On peut dire clairement qu’il n’y a pas de concurrence entre les deux espèces - à part peut-être autour des pierres à sel ? -, car elles n’occupent pas le même biotope. En hiver, le bouquetin se trouve sur les parois rocheuses exposées au soleil, tandis que le chamois préfère le couvert forestier. Le ressenti de concurrence chamois / bouquetin exprimé par plusieurs observateurs provient d’un phénomène qui n’a pas de lien de cause à effet mais qui est expliqué par une concomitance dans les faits. Le Chamois a connu son âge d’or dans les années 1980-90, après avoir connu une forte régression en raison d’une chasse importante. Avec la mise en place des plans de chasse et une gestion raisonnée, les populations ont alors beaucoup augmenté, ont atteint leur point culminant, puis se sont stabilisées en régressant d'un tiers. On se retrouve donc aujourd’hui avec moins d’individus que lors de ce pic, cela est classique en dynamique des populations. Cela se voit partout (dans les Écrins, etc.) quand une population est bien installée et confortée sur plusieurs décennies. De plus, on n’a plus les plus grandes chevrées qui pouvaient compter jusqu’à 100 ou 200 individus, puis elles se fractionnent en plus petits groupes familiaux, structurés autour de la grand-mère, la mère et la fille. On a alors l’impression en tant qu’observateur naturaliste que l’espèce est en train de diminuer et cela s’est fait en même temps que le bouquetin était en train d’augmenter, ce qui conduit à "surinterpréter » la situation comme étant de cause à effet.
On se retrouve avec deux histoires un peu parallèles : le plan de restauration français, pour lequel le Queyras était un site majeur pour la reconquête des Alpes et, côté italien, dans le même temps, le repeuplement dans différentes vallées alpines comme le val Pô, le val Varaita, etc. Ces populations se sont ensuite rejointes grâce aux corridors écologiques. On a ainsi découvert la capacité du bouquetin à voyager pour mener une colonisation spontanée et à installer ses quartiers d’été et ceux d’hiver dans des endroits qui peuvent être éloignés de 50 km. Pour la petite histoire, l’un des mâles que l’on a lâché à la Roche écroulée est allé jusqu’en Italie par la rive droite du Guil, puis il est remonté au Nord, avant d’être arrêté par l’autoroute, à 12 km de la Vanoise où il avait été capturé. Il a ainsi parcouru 70 km en quelques jours !

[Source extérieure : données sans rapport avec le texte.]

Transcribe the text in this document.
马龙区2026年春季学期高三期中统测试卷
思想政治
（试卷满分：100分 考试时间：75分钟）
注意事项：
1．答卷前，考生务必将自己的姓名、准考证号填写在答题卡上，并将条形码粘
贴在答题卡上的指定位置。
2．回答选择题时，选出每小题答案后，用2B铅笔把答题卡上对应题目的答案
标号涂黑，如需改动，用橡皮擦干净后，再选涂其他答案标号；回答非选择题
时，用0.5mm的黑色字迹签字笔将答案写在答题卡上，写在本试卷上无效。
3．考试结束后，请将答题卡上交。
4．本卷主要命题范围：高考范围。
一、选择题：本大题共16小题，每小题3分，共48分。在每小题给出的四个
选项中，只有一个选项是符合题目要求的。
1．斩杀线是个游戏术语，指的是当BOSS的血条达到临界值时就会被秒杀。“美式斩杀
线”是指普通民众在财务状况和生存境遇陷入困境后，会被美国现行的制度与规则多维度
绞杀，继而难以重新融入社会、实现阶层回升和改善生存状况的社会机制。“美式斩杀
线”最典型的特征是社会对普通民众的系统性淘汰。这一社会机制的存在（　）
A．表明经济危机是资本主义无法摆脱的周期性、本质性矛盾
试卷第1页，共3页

Pour revenir aux voisins, un travail est mené pour mettre les protocoles en commun. Les gardes de la Réserve de Ristolas ont des contacts très réguliers avec leurs homologues transalpins. Quand on essaie de repérer les sites d’hivernage pour voir comment les populations augmentent, par exemple, cela se fait avec les Italiens.
Les choses ont beaucoup progressé avec la technologie. Dans les années 80, on mettait des bagues colorées aux oreilles. Dans les années 90, on est passé aux balises avec radio émetteur, ce qui permettait de localiser les bêtes et de suivre les trajets. Lorsque l’émetteur ne bougeait plus pendant 8 heures, on recevait un signal et c’était un indicateur de mortalité. Aujourd’hui, on est passé au collier GPS, avec une collecte de données par satellite. On n’imaginait même pas les capacités de déplacement des bouquetins et leur fidélité au territoire. À une semaine près, on les retrouve au même endroit chaque année. Concernant la colonisation, c’est la génération d’après qui s’en charge. Le facteur limitant pour ces colliers GPS, ce sont les piles qui ne tiennent qu’un ou deux ans. Alors on a mis en place un système de décrochage automatique du collier pour ne pas embêter les bêtes à vie. Quant à la capture, c’est un processus assez lourd : soit on les anesthésie, soit on installe un système de trappe en falaise.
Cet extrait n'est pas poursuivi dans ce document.